Faz uma semana que perdi meus óculos. Desde três anos de idade, eu os uso. Lembro que quando os coloquei, tudo "ficou clarinho", como pro Miguilim do Guimarães (aliás, essa é uma das partes que mais me emocina no livro). Meus óculos (assim como meus cabelos) são uma espécie de autobiografia: projetam no exterior uma profunda imagem do interior. Fiquei pensando, inclusive, sobre a mudança dos penúltimos óculos para os últimos: fui de um destaque dos óculos num pesado acetato preto, para uma tentativa de destaque dos olhos com as lentes anti-reflexo. Junto com os óculos, comprei um kit de maquiagem. Eu nunca usava maquiagem porque achava que ela servia para esconder algo. Ledo engano: a maquiagem realça e revela, e talvez por isso mesmo eu a evitasse. Ser uma "garota de óculos" sempre foi mais confortável do que "ser uma garota de olhos verdes". (Ironicamente, o único lugar em que uso maquiagem, é nos olhos...) Por falar em conforto, os primeiros dias sem os óculos foram um verdadeiro inferno: dor de cabeça insuportável, dor no fundo dos olhos e uma sensação de que eu não sobreviveria mais um dia daquele jeito. Depois, a dor de cabeça sumiu completamente. Foi aí que eu lembrei que o oculista havia dito que, tecnicamente, eu não preciso de óculos porque o meu grau é residual. Mas logo descartei a idéia de ficar se eles: os óculos fazem parte de uma imagem corporal.

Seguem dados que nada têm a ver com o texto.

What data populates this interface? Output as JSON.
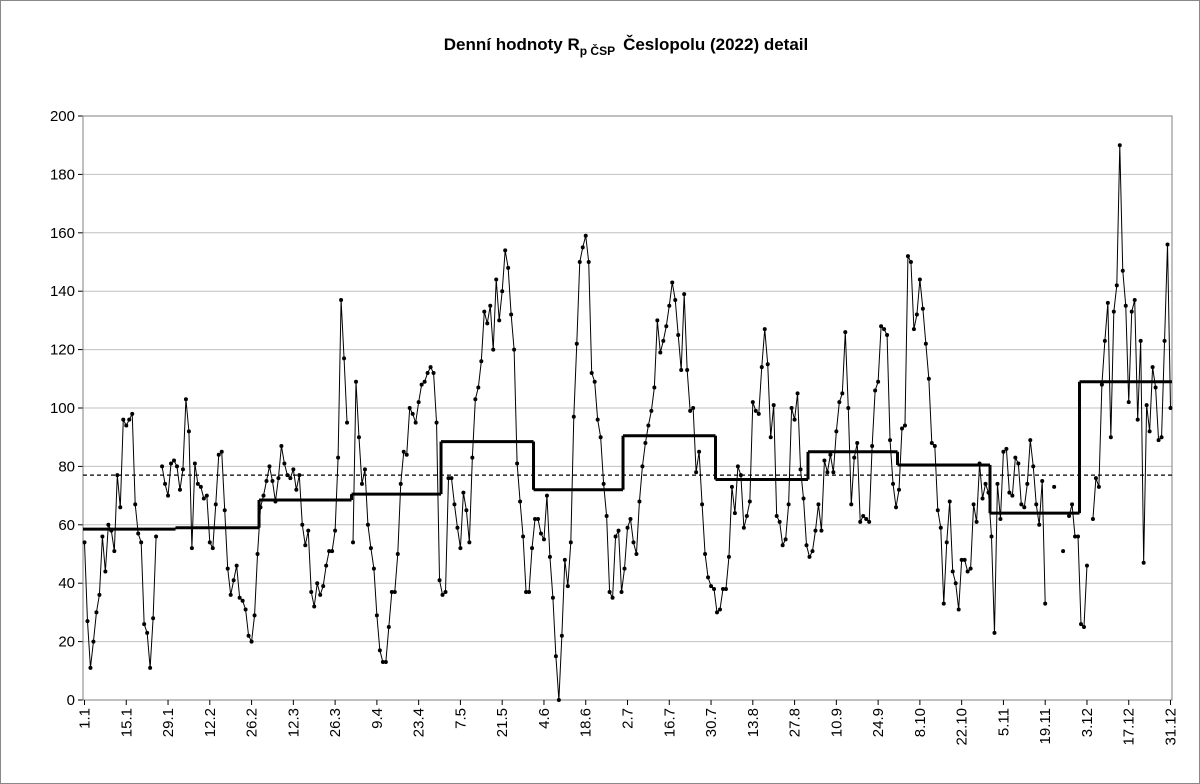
{
  "chart_data": {
    "type": "line",
    "title": "Denní hodnoty R",
    "title_subscript": "p ČSP",
    "title_rest": "Česlopolu (2022) detail",
    "categories": [
      "1.1",
      null,
      null,
      null,
      null,
      null,
      null,
      null,
      null,
      null,
      null,
      null,
      null,
      null,
      "15.1",
      null,
      null,
      null,
      null,
      null,
      null,
      null,
      null,
      null,
      null,
      null,
      null,
      null,
      "29.1",
      null,
      null,
      null,
      null,
      null,
      null,
      null,
      null,
      null,
      null,
      null,
      null,
      null,
      "12.2",
      null,
      null,
      null,
      null,
      null,
      null,
      null,
      null,
      null,
      null,
      null,
      null,
      null,
      "26.2",
      null,
      null,
      null,
      null,
      null,
      null,
      null,
      null,
      null,
      null,
      null,
      null,
      null,
      "12.3",
      null,
      null,
      null,
      null,
      null,
      null,
      null,
      null,
      null,
      null,
      null,
      null,
      null,
      "26.3",
      null,
      null,
      null,
      null,
      null,
      null,
      null,
      null,
      null,
      null,
      null,
      null,
      null,
      "9.4",
      null,
      null,
      null,
      null,
      null,
      null,
      null,
      null,
      null,
      null,
      null,
      null,
      null,
      "23.4",
      null,
      null,
      null,
      null,
      null,
      null,
      null,
      null,
      null,
      null,
      null,
      null,
      null,
      "7.5",
      null,
      null,
      null,
      null,
      null,
      null,
      null,
      null,
      null,
      null,
      null,
      null,
      null,
      "21.5",
      null,
      null,
      null,
      null,
      null,
      null,
      null,
      null,
      null,
      null,
      null,
      null,
      null,
      "4.6",
      null,
      null,
      null,
      null,
      null,
      null,
      null,
      null,
      null,
      null,
      null,
      null,
      null,
      "18.6",
      null,
      null,
      null,
      null,
      null,
      null,
      null,
      null,
      null,
      null,
      null,
      null,
      null,
      "2.7",
      null,
      null,
      null,
      null,
      null,
      null,
      null,
      null,
      null,
      null,
      null,
      null,
      null,
      "16.7",
      null,
      null,
      null,
      null,
      null,
      null,
      null,
      null,
      null,
      null,
      null,
      null,
      null,
      "30.7",
      null,
      null,
      null,
      null,
      null,
      null,
      null,
      null,
      null,
      null,
      null,
      null,
      null,
      "13.8",
      null,
      null,
      null,
      null,
      null,
      null,
      null,
      null,
      null,
      null,
      null,
      null,
      null,
      "27.8",
      null,
      null,
      null,
      null,
      null,
      null,
      null,
      null,
      null,
      null,
      null,
      null,
      null,
      "10.9",
      null,
      null,
      null,
      null,
      null,
      null,
      null,
      null,
      null,
      null,
      null,
      null,
      null,
      "24.9",
      null,
      null,
      null,
      null,
      null,
      null,
      null,
      null,
      null,
      null,
      null,
      null,
      null,
      "8.10",
      null,
      null,
      null,
      null,
      null,
      null,
      null,
      null,
      null,
      null,
      null,
      null,
      null,
      "22.10",
      null,
      null,
      null,
      null,
      null,
      null,
      null,
      null,
      null,
      null,
      null,
      null,
      null,
      "5.11",
      null,
      null,
      null,
      null,
      null,
      null,
      null,
      null,
      null,
      null,
      null,
      null,
      null,
      "19.11",
      null,
      null,
      null,
      null,
      null,
      null,
      null,
      null,
      null,
      null,
      null,
      null,
      null,
      "3.12",
      null,
      null,
      null,
      null,
      null,
      null,
      null,
      null,
      null,
      null,
      null,
      null,
      null,
      "17.12",
      null,
      null,
      null,
      null,
      null,
      null,
      null,
      null,
      null,
      null,
      null,
      null,
      null,
      "31.12"
    ],
    "series": [
      {
        "color": "#000000",
        "values": [
          54,
          27,
          11,
          20,
          30,
          36,
          56,
          44,
          60,
          58,
          51,
          77,
          66,
          96,
          94,
          96,
          98,
          67,
          57,
          54,
          26,
          23,
          11,
          28,
          56,
          null,
          80,
          74,
          70,
          81,
          82,
          80,
          72,
          79,
          103,
          92,
          52,
          81,
          74,
          73,
          69,
          70,
          54,
          52,
          67,
          84,
          85,
          65,
          45,
          36,
          41,
          46,
          35,
          34,
          31,
          22,
          20,
          29,
          50,
          66,
          70,
          75,
          80,
          75,
          68,
          76,
          87,
          81,
          77,
          76,
          79,
          72,
          77,
          60,
          53,
          58,
          37,
          32,
          40,
          36,
          39,
          46,
          51,
          51,
          58,
          83,
          137,
          117,
          95,
          null,
          54,
          109,
          90,
          74,
          79,
          60,
          52,
          45,
          29,
          17,
          13,
          13,
          25,
          37,
          37,
          50,
          74,
          85,
          84,
          100,
          98,
          95,
          102,
          108,
          109,
          112,
          114,
          112,
          95,
          41,
          36,
          37,
          76,
          76,
          67,
          59,
          52,
          71,
          65,
          54,
          83,
          103,
          107,
          116,
          133,
          129,
          135,
          120,
          144,
          130,
          140,
          154,
          148,
          132,
          120,
          81,
          68,
          56,
          37,
          37,
          52,
          62,
          62,
          57,
          55,
          70,
          49,
          35,
          15,
          0,
          22,
          48,
          39,
          54,
          97,
          122,
          150,
          155,
          159,
          150,
          112,
          109,
          96,
          90,
          74,
          63,
          37,
          35,
          56,
          58,
          37,
          45,
          59,
          62,
          54,
          50,
          68,
          80,
          88,
          94,
          99,
          107,
          130,
          119,
          123,
          128,
          135,
          143,
          137,
          125,
          113,
          139,
          113,
          99,
          100,
          78,
          85,
          67,
          50,
          42,
          39,
          38,
          30,
          31,
          38,
          38,
          49,
          73,
          64,
          80,
          77,
          59,
          63,
          68,
          102,
          99,
          98,
          114,
          127,
          115,
          90,
          101,
          63,
          61,
          53,
          55,
          67,
          100,
          96,
          105,
          79,
          69,
          53,
          49,
          51,
          58,
          67,
          58,
          82,
          78,
          84,
          78,
          92,
          102,
          105,
          126,
          100,
          67,
          83,
          88,
          61,
          63,
          62,
          61,
          87,
          106,
          109,
          128,
          127,
          125,
          89,
          74,
          66,
          72,
          93,
          94,
          152,
          150,
          127,
          132,
          144,
          134,
          122,
          110,
          88,
          87,
          65,
          59,
          33,
          54,
          68,
          44,
          40,
          31,
          48,
          48,
          44,
          45,
          67,
          61,
          81,
          69,
          74,
          71,
          56,
          23,
          74,
          62,
          85,
          86,
          71,
          70,
          83,
          81,
          67,
          66,
          74,
          89,
          80,
          67,
          60,
          75,
          33,
          null,
          null,
          73,
          null,
          null,
          51,
          null,
          63,
          67,
          56,
          56,
          26,
          25,
          46,
          null,
          62,
          76,
          73,
          108,
          123,
          136,
          90,
          133,
          142,
          190,
          147,
          135,
          102,
          133,
          137,
          96,
          123,
          47,
          101,
          92,
          114,
          107,
          89,
          90,
          123,
          156,
          100
        ]
      }
    ],
    "monthly_means": [
      58.5,
      59,
      68.5,
      70.5,
      88.5,
      72,
      90.5,
      75.5,
      85,
      80.5,
      64,
      109
    ],
    "mean": 77,
    "ylim": [
      0,
      200
    ],
    "yticks": [
      0,
      20,
      40,
      60,
      80,
      100,
      120,
      140,
      160,
      180,
      200
    ],
    "grid": true
  }
}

Ficar sem eles é o mesmo que acordar com um nariz completamente diferente do que eu tenho. O problema da perda dos óculos é que, diferentemente de uma pessoa que acorda com outro nariz, eu não fiz um plano estratégico (e psicológico) para uma nova imagem, o que significa simplesmente que eu não elaborei esse desejo na minha cabeça. Eu acordei e os óculos não estavam ao lado da cama. Refiz todos os meus passos do dia anterior e os óculos não apareceram. Já perdi a esperança de encontrar a minha terceira perna (que é útil para quem não tem as duas outras fucionando bem, mas completamente sem sentido para quem as tem funcionando), mas a última coisa que eu sinto agora, é conforto. O que será que eu perdi quando perdi os meus óculos?